The following code runs without any clear errors and will begin the imputation via higashi_model.train_for_imputation_nbr_0()
if I run it all in one session. (Will just time out on that step due to my computing cluster constraints)
from higashi.Higashi_wrapper import *
from fasthigashi.FastHigashi_Wrapper import *
config = "higashi_config/config.json"
higashi_model = Higashi(config)
higashi_model.process_data()
fh_model = FastHigashi(config_path = config,
path2input_cache = "higashi_cache",
path2result_dir = "higashi_output",
off_diag = 100, filter = False, do_conv = False,
do_rwr = False, do_col = False, no_col = False)
fh_model.prep_dataset()
fh_model.run_model(dim1 = 0.6, rank = 256, n_iter_parafac = 1,extra = "")
higashi_model.prep_model()
higashi_model.train_for_embeddings()
# added pickle dump section --------------------------------------
with open("higashi_output/fh_model.pickle", "wb") as f:
pickle.dump(fh_model, f)
with open("higashi_output/higashi_model.pickle", "wb") as f:
pickle.dump(higashi_model, f)
# ------------------------------------------------------------
higashi_model.train_for_imputation_nbr_0()
higashi_model.impute_no_nbr()
higashi_model.train_for_imputation_with_nbr()
higashi_model.impute_with_nbr()
However, splitting it into two jobs and trying to pickle load higashi_model
seems to result in the following error.
higashi_model = pickle.load( open("higashi_output/higashi_model.pickle", "rb") )
higashi_model.train_for_imputation_nbr_0()
Traceback (most recent call last):
File "<stdin>", line 1, in <module>
File "higashi-0.1.0a0-py3.10.egg/higashi/Higashi_wrapper.py", line 1374, in train_for_imputation_nbr_0
self.train_for_imputation_no_nbr()
File "higashi-0.1.0a0-py3.10.egg/higashi/Higashi_wrapper.py", line 1379, in train_for_imputation_no_nbr
del self.higashi_model, self.node_embedding_init
AttributeError: higashi_model
Please let me know if I'm missing something obvious!

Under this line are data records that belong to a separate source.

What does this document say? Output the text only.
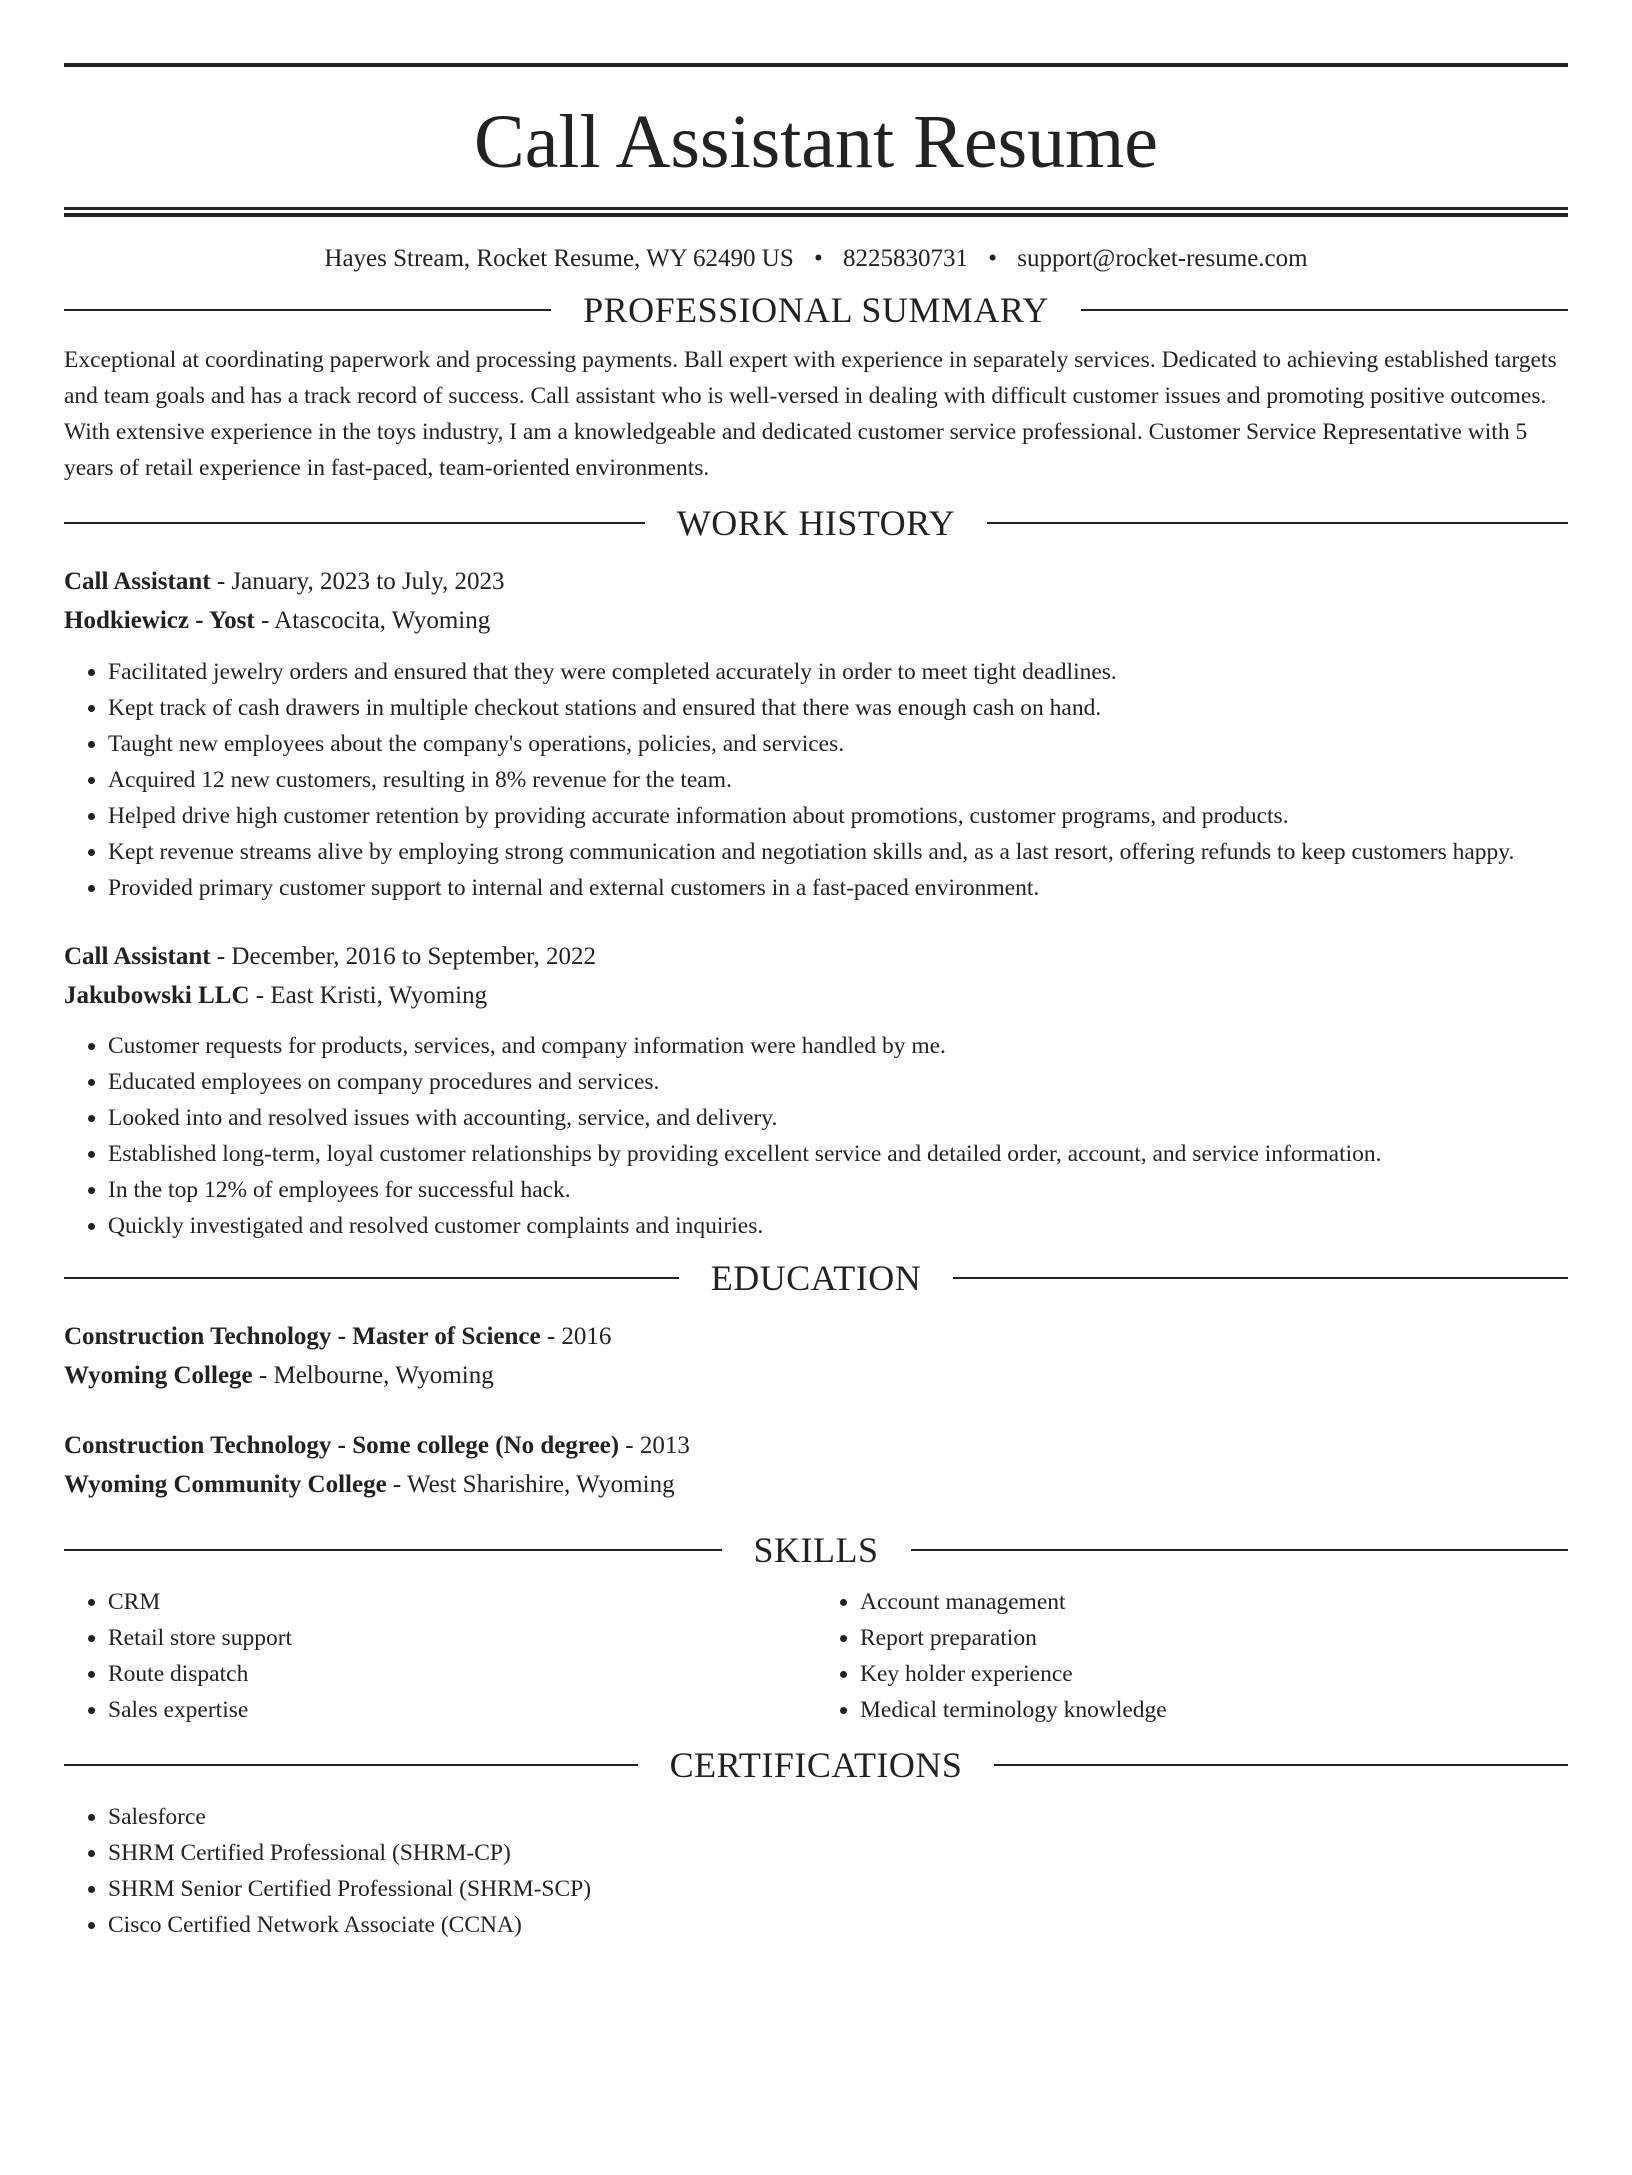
Call Assistant Resume
Hayes Stream, Rocket Resume, WY 62490 US • 8225830731 • support@rocket-resume.com
PROFESSIONAL SUMMARY

Exceptional at coordinating paperwork and processing payments. Ball expert with experience in separately services. Dedicated to achieving established targets and team goals and has a track record of success. Call assistant who is well-versed in dealing with difficult customer issues and promoting positive outcomes. With extensive experience in the toys industry, I am a knowledgeable and dedicated customer service professional. Customer Service Representative with 5 years of retail experience in fast-paced, team-oriented environments.

WORK HISTORY

Call Assistant - January, 2023 to July, 2023

Hodkiewicz - Yost - Atascocita, Wyoming

• Facilitated jewelry orders and ensured that they were completed accurately in order to meet tight deadlines.
• Kept track of cash drawers in multiple checkout stations and ensured that there was enough cash on hand.
• Taught new employees about the company's operations, policies, and services.
• Acquired 12 new customers, resulting in 8% revenue for the team.
• Helped drive high customer retention by providing accurate information about promotions, customer programs, and products.
• Kept revenue streams alive by employing strong communication and negotiation skills and, as a last resort, offering refunds to keep customers happy.
• Provided primary customer support to internal and external customers in a fast-paced environment.

Call Assistant - December, 2016 to September, 2022

Jakubowski LLC - East Kristi, Wyoming

• Customer requests for products, services, and company information were handled by me.
• Educated employees on company procedures and services.
• Looked into and resolved issues with accounting, service, and delivery.
• Established long-term, loyal customer relationships by providing excellent service and detailed order, account, and service information.
• In the top 12% of employees for successful hack.
• Quickly investigated and resolved customer complaints and inquiries.
EDUCATION

Construction Technology - Master of Science - 2016

Wyoming College - Melbourne, Wyoming

Construction Technology - Some college (No degree) - 2013

Wyoming Community College - West Sharishire, Wyoming

SKILLS
• CRM
• Retail store support
• Route dispatch
• Sales expertise
• Account management
• Report preparation
• Key holder experience
• Medical terminology knowledge
CERTIFICATIONS
• Salesforce
• SHRM Certified Professional (SHRM-CP)
• SHRM Senior Certified Professional (SHRM-SCP)
• Cisco Certified Network Associate (CCNA)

Will try to make a reproducible example on smaller (low # cell) dataset in the meantime.
Hi Ruochi, thanks so much for developing Higashi & FastHigashi.
I've been trying to obtain the cell-level imputed with neighbor matrices following the newer Fast-Higashi tutorials/Ramani et al.ipynb workflow on a larger dataset in which it's difficult to request enough compute time on our cluster to complete the training and imputation in one go.
I notice in the Higashi API notes that the
temp_dir
should store intermediate outputs in case of interruption, but have not been able to get this to resume. Wanted to ask if there's suggested commands to make sure these load properly to the right object structure / if there's commands to skip especially in the Higashi+FastHigashi case--or if the intermediate results should automatically load given the same config file.Namely, I can usually get through
higashi_model.prep_model()
, andfh_model.run_model()
but after this is there a proper way to load.higashi_model
in a new session?Cheers!